By Joel Okida

Fishtank.jpgThe ever chameleonic Fishtank Ensemble have once again added more colors to their palette, spilling over into a pastiche of songs, traditional and new, retaining their own style, but honoring the sources. This is an epic musical variety show except all the performances are performed by four talented musicians and some added guests.

Their third recording, propagated from a group pared down from 2007's Samurai Over Serbia, is Woman in Sin. There's nothing like a live show by Fishtank Ensemble, but if studio production loses some of the visceral of the powerful group's 3D presence, it does allow for insightful listening where one can bear audible witness to the group's attention to detail on each of the twelve tracks, not to mention the wide range in which they can operate.

That they seemingly cover this broad range of musical genres is one source of appeal. The fact that the Ensemble is instrumentally adept at how they do it, is another.

Upright bass player, Djordje Stijepovic, gets more elbow and bow room here, and shines brightly on his own song and weighs in vocally on duets with lead vocalist, Ursula Knudson. With chops honed from years of playing in Eastern European bands and rockabilly credits racked up here in the states, he can give a fierce live performance and brings these elements to your audio doorstep. A combustible combination of Romany raging and slap bass is embodied by Djordje's Rachenitza and vocally he is the instigator that incites the party with Opa Opa. As an aside, guest musician, Dan Cantrell, adds a sensitive but soulful accordion to the exceptional Rachenitza Stijepovic's galloping lines on CouCou help flavor the song behind Ursula's purring vocals. He joins Ursula again in vocal duet on the Kolo Suite with his bass slapping percussively alongside Fabrice's frenetic bowing.

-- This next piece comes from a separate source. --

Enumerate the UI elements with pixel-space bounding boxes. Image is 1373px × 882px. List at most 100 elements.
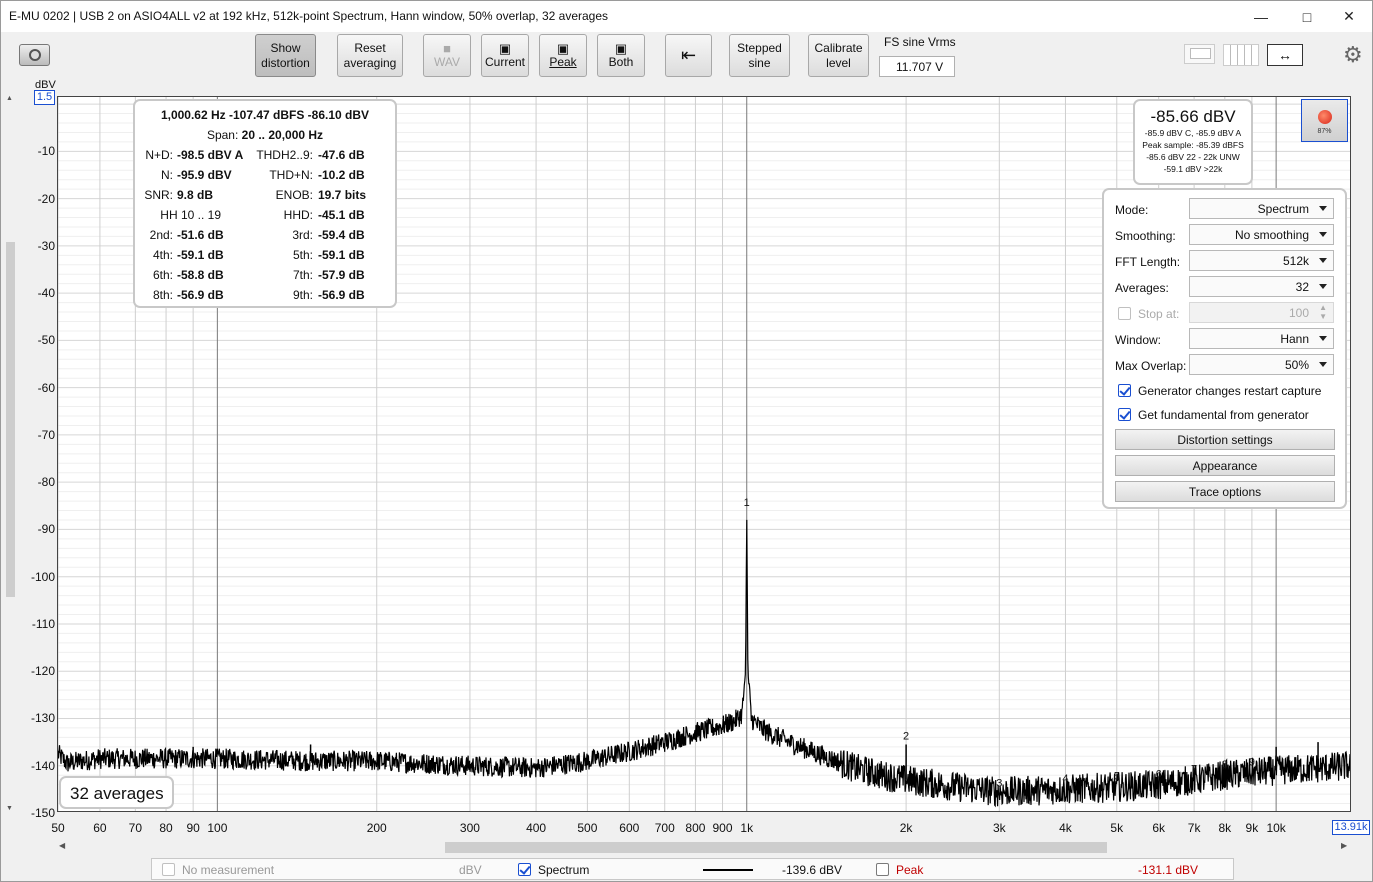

On another highlight, the vocally silent, but stiletto sharp flamenco guitar of El Douje (Douglas Smolens) shares the limelight with Ursula's soaring saw and vocal earthiness, via his self-penned, Pena Andaluz. And his Django rhythm and riffs in the aforementioned ever- so lively, CouCou, bounce along with the rollicking piano, bass, and violin ensemble.

Fabrice Martinez, always gets acclaim for his violin prowess with words like fiery and feverish, but truly, if this recording does nothing else, it is a testament to the breadth of his abilities, as if he's been playing each of a variety of styles all of his life. Rooted in the caravan music of the Roma (listen to Am Furat de la Haidouks, a tour de force or the closer, the Kurdish traditional, Nedim), Martinez can switch "ears" and whip out a period solo on CouCou with a violin trumpet as if he sat in Paris cafes for a long spell (well, maybe he did that too. If so, I'm coming back as him.)

While Fabrice brings a focused near austere intensity to his playing, then the wild card is Martinez's wife, multi-instrumentalist, and vocalist extraordinaire, Ursula Knudson. We got some doses of her vocal prowess and more than a few hints of her abilities to sing popular music as well as the Balkan canon from their first two CDs, but now there are these otherworldly examples of what her voice can do with a different songbook while embodying the time, personality, and the genre, but stamping individuality on each of her tracks. Listen to the merging of musical saw and her matching upper register vocal accompaniment on the title track and then check After You're Gone with its Billie Holiday-era style and spunk and the sassier-than-Josette Daydè CouCou. Would Django and the Quintette du Hot Club de France approve of this? One could imagine that there would be at least a little jealousy on Django's part. And Daydè might have been excused even sooner from the Hot Club had the Fishtank opened the show. Ah, but best not to tamper with the legends of the past. It's a new era with a new band that's hot enough to blaze their own path. And let's not forget the chaser for Ursula's cover songs; a sultry rendition of an already heated classic, Fever. Maybe the ghost of Peggy Lee sat in, parked her soul in the studio and let Ursula warm her spirit back up and fuel the new take. Whatever- we get it nice and hot.

There are, in fact, too many moments of magical interplay between the band members to cover in this article. The term ensemble is appropriate because the musical ends are justified by the tight cohesive effort given by each of the players. Fishtank Ensemble is that rare group that is not only good as the sum of its parts, but can boast individuals who can stand in the spotlight and more than hold their own. Woman in Sin is sinful only if you don't get a copy and listen.

Joel Okida is a struggling artist, struggling writer, and struggling musician. It occurs to him that life is all about the struggle. Fortunately, he did not take up acting. However, he's not half-bad as a zydeco dancer and the ability to make a mean gumbo and lovely walnut tortes has gotten him by.